Herbert's mystery identity revealed!

Paul Darrow and David Chandler bring Tekker and Mr. Wells to life with their performances, bright sparks in an uneven presentation. Darrow in particular seems born to the proud, honor-bound, yet brazenly amoral type, and viewers of Blake’s 7 undoubtedly saw hints of the roguish Avon in his manifestation of Tekker, who dies, in the end, trying to protect his planet. It’s somewhat over the top, not subtle in the least, but the ease with which Darrow oozes venom and perfidy deserves a chance to shine. Chandler, meanwhile, does well to convey the kind of boundless curiosity that a writer like Wells must have had to help develop the literary style and approach that would later be termed science fiction, while still keeping the character tethered to a nineteenth century propriety.

Paul Darrow as Tekker

It’s an unfortunate outing for Nicola Bryant, though, with Peri absolutely pigeonholed into a passive role, lacking agency despite finally being costumed in a practical pantsuit as opposed to a crop top or multi-layered Victorian gown. The plucky American teen is called upon mostly to scream and cower from somewhat obviously plastic beasties shown only as long, bobbing reptilian necks, and she is led about and otherwise restrained by the neck in a manner that is almost as uncomfortable for the audience as for Bryant herself. The presence of so many other speaking roles, spanning Karfelon councilors both craven and bold through to rebels drawn straight from central casting, to say nothing of pseudo-companion Herbert, reduces Peri to a plot device, a sidelining of the main companion in a style that was passé by Doctor Who‘s second season. Bryant, and Peri, deserve better.

Nicola Bryant as Peri

The same cannot be said for Colin Baker, as the Sixth Doctor receives quite a bit of attention and screen time in “Timelash,” with moments of scientific ingenuity and introspection blended with action, danger, and wit, a fully rounded presentation of Gallifrey’s favored son. Baker himself is hitting his stride by this point, the multi-colored coat fitting quite well. McCoy has a keen sense of the Doctor’s centrality to the series, an understanding not all writers actually bring to Doctor Who, and viewers get to see the Doctor in full plumage here. This Doctor contains a bit of each who has come before, the good and the bad, with prickliness and empathy, brilliance and stubbornness, shining through in equal measure. And, to McCoy and Baker’s credit, it’s no mean feat, as there is much precedent to amalgamate into a single character by this point.
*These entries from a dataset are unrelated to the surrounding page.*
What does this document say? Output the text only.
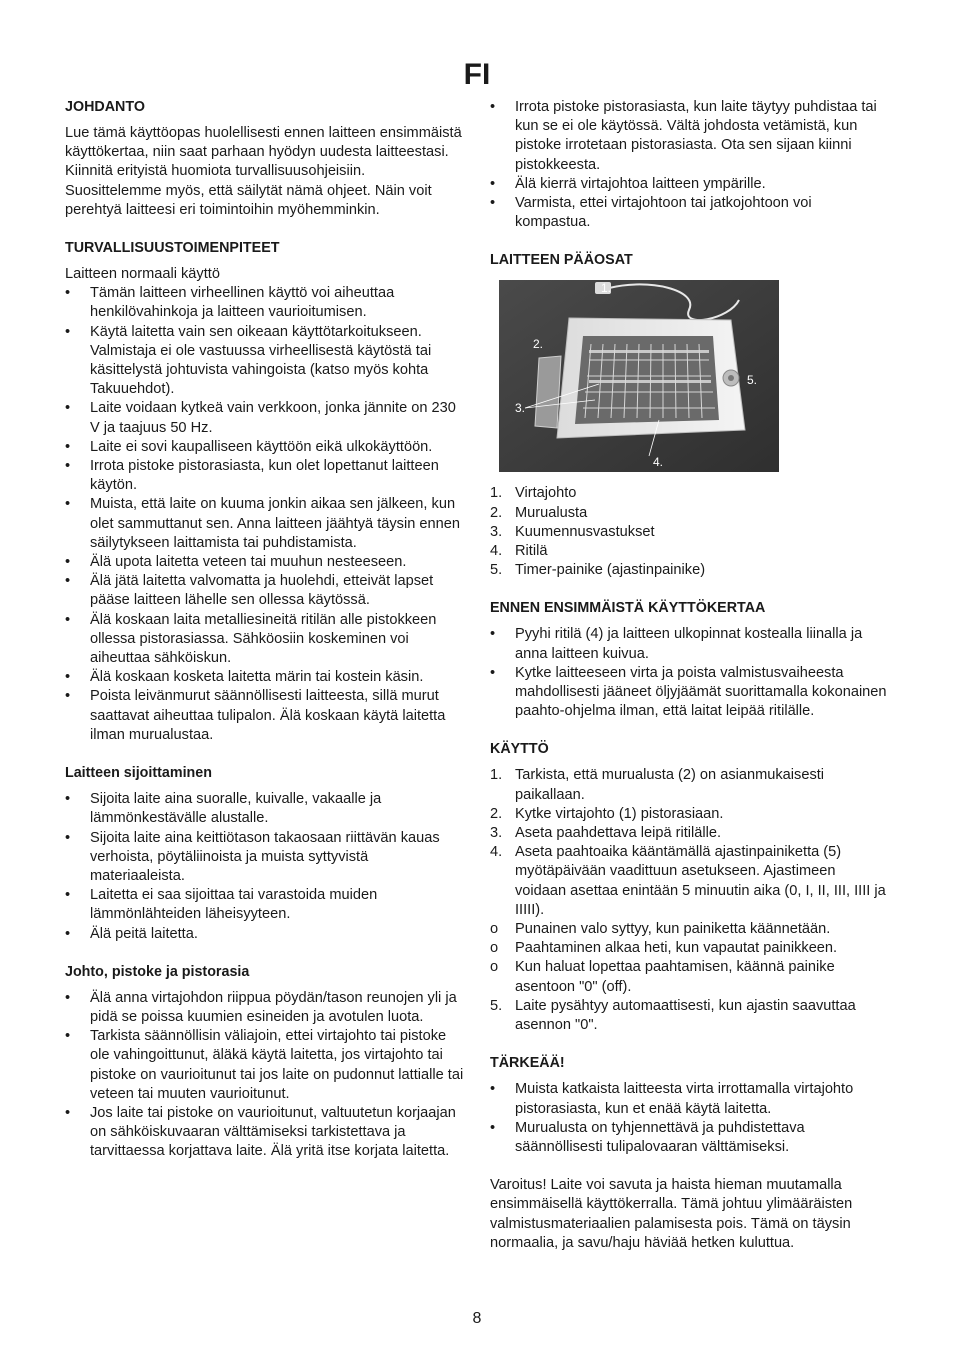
FI
JOHDANTO

Lue tämä käyttöopas huolellisesti ennen laitteen ensimmäistä käyttökertaa, niin saat parhaan hyödyn uudesta laitteestasi. Kiinnitä erityistä huomiota turvallisuusohjeisiin. Suosittelemme myös, että säilytät nämä ohjeet. Näin voit perehtyä laitteesi eri toimintoihin myöhemminkin.

TURVALLISUUSTOIMENPITEET

Laitteen normaali käyttö

•	Tämän laitteen virheellinen käyttö voi aiheuttaa henkilövahinkoja ja laitteen vaurioitumisen.
•	Käytä laitetta vain sen oikeaan käyttötarkoitukseen. Valmistaja ei ole vastuussa virheellisestä käytöstä tai käsittelystä johtuvista vahingoista (katso myös kohta Takuuehdot).
•	Laite voidaan kytkeä vain verkkoon, jonka jännite on 230 V ja taajuus 50 Hz.
•	Laite ei sovi kaupalliseen käyttöön eikä ulkokäyttöön.
•	Irrota pistoke pistorasiasta, kun olet lopettanut laitteen käytön.
•	Muista, että laite on kuuma jonkin aikaa sen jälkeen, kun olet sammuttanut sen. Anna laitteen jäähtyä täysin ennen säilytykseen laittamista tai puhdistamista.
•	Älä upota laitetta veteen tai muuhun nesteeseen.
•	Älä jätä laitetta valvomatta ja huolehdi, etteivät lapset pääse laitteen lähelle sen ollessa käytössä.
•	Älä koskaan laita metalliesineitä ritilän alle pistokkeen ollessa pistorasiassa. Sähköosiin koskeminen voi aiheuttaa sähköiskun.
•	Älä koskaan kosketa laitetta märin tai kostein käsin.
•	Poista leivänmurut säännöllisesti laitteesta, sillä murut saattavat aiheuttaa tulipalon. Älä koskaan käytä laitetta ilman murualustaa.
Laitteen sijoittaminen
•	Sijoita laite aina suoralle, kuivalle, vakaalle ja lämmönkestävälle alustalle.
•	Sijoita laite aina keittiötason takaosaan riittävän kauas verhoista, pöytäliinoista ja muista syttyvistä materiaaleista.
•	Laitetta ei saa sijoittaa tai varastoida muiden lämmönlähteiden läheisyyteen.
•	Älä peitä laitetta.
Johto, pistoke ja pistorasia
•	Älä anna virtajohdon riippua pöydän/tason reunojen yli ja pidä se poissa kuumien esineiden ja avotulen luota.
•	Tarkista säännöllisin väliajoin, ettei virtajohto tai pistoke ole vahingoittunut, äläkä käytä laitetta, jos virtajohto tai pistoke on vaurioitunut tai jos laite on pudonnut lattialle tai veteen tai muuten vaurioitunut.
•	Jos laite tai pistoke on vaurioitunut, valtuutetun korjaajan on sähköiskuvaaran välttämiseksi tarkistettava ja tarvittaessa korjattava laite. Älä yritä itse korjata laitetta.
•	Irrota pistoke pistorasiasta, kun laite täytyy puhdistaa tai kun se ei ole käytössä. Vältä johdosta vetämistä, kun pistoke irrotetaan pistorasiasta. Ota sen sijaan kiinni pistokkeesta.
•	Älä kierrä virtajohtoa laitteen ympärille.
•	Varmista, ettei virtajohtoon tai jatkojohtoon voi kompastua.
LAITTEEN PÄÄOSAT
1.
2.
3.
4.
5.
1. Virtajohto
2. Murualusta
3. Kuumennusvastukset
4. Ritilä
5. Timer-painike (ajastinpainike)
ENNEN ENSIMMÄISTÄ KÄYTTÖKERTAA
•	Pyyhi ritilä (4) ja laitteen ulkopinnat kostealla liinalla ja anna laitteen kuivua.
•	Kytke laitteeseen virta ja poista valmistusvaiheesta mahdollisesti jääneet öljyjäämät suorittamalla kokonainen paahto-ohjelma ilman, että laitat leipää ritilälle.
KÄYTTÖ
1. Tarkista, että murualusta (2) on asianmukaisesti paikallaan.
2. Kytke virtajohto (1) pistorasiaan.
3. Aseta paahdettava leipä ritilälle.
4. Aseta paahtoaika kääntämällä ajastinpainiketta (5) myötäpäivään vaadittuun asetukseen. Ajastimeen voidaan asettaa enintään 5 minuutin aika (0, I, II, III, IIII ja IIIII).
o	Punainen valo syttyy, kun painiketta käännetään.
o	Paahtaminen alkaa heti, kun vapautat painikkeen.
o	Kun haluat lopettaa paahtamisen, käännä painike asentoon "0" (off).
5. Laite pysähtyy automaattisesti, kun ajastin saavuttaa asennon "0".
TÄRKEÄÄ!
•	Muista katkaista laitteesta virta irrottamalla virtajohto pistorasiasta, kun et enää käytä laitetta.
•	Murualusta on tyhjennettävä ja puhdistettava säännöllisesti tulipalovaaran välttämiseksi.

Varoitus! Laite voi savuta ja haista hieman muutamalla ensimmäisellä käyttökerralla. Tämä johtuu ylimääräisten valmistusmateriaalien palamisesta pois. Tämä on täysin normaalia, ja savu/haju häviää hetken kuluttua.

8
Colin Baker as the Sixth Doctor

To castigate “Timelash” too harshly as unfocused and lacking coherence is to misunderstand where Doctor Who has wound up twenty-two years after first bursting on the scene with boundless potential, captivating viewers with the possibilities of a time machine and a hero with a multitude of faces and personalities. From educational tours through history to moral tales about contemporary human foibles, from action adventures in outer space to political potboilers, Doctor Who has pretty much done it all by the mid-’80s, multiple times over. Unlike the earliest seasons, though, by Season Twenty-Two writers—fledgling writers like McCoy especially—have, indeed, grown up with the series; the result, as with “Timelash,” is a pastiche of years’ worth of the Doctor’s adventures. Multiple “genres” of the show are crammed into some ninety-odd minutes in “Timelash,” with fierce creatures and strange aliens and time shenanigans lined up against technobabble and figures from history and ray-gun shootouts, all wrapped up with a pithy bow at the end.

The Sixth Doctor, all jumbled up

What’s missing, as has been the case more often than not in recent years, is the soul, the depth, the promise of something new on the show, which is collapsing under the weight of over a hundred and forty prior stories. It’s just not enough to drop callbacks to that long history on the screen and expect it to suffice, nor is it, any more, possible to avoid such resonances, given just how much the Doctor has already done. Something needs to give, and while the BBC higher-ups who hold the series’ fate in their hands in 1985 may have their own axes to grind with Doctor Who, they’re not wrong about the need for—and the inevitability of—change.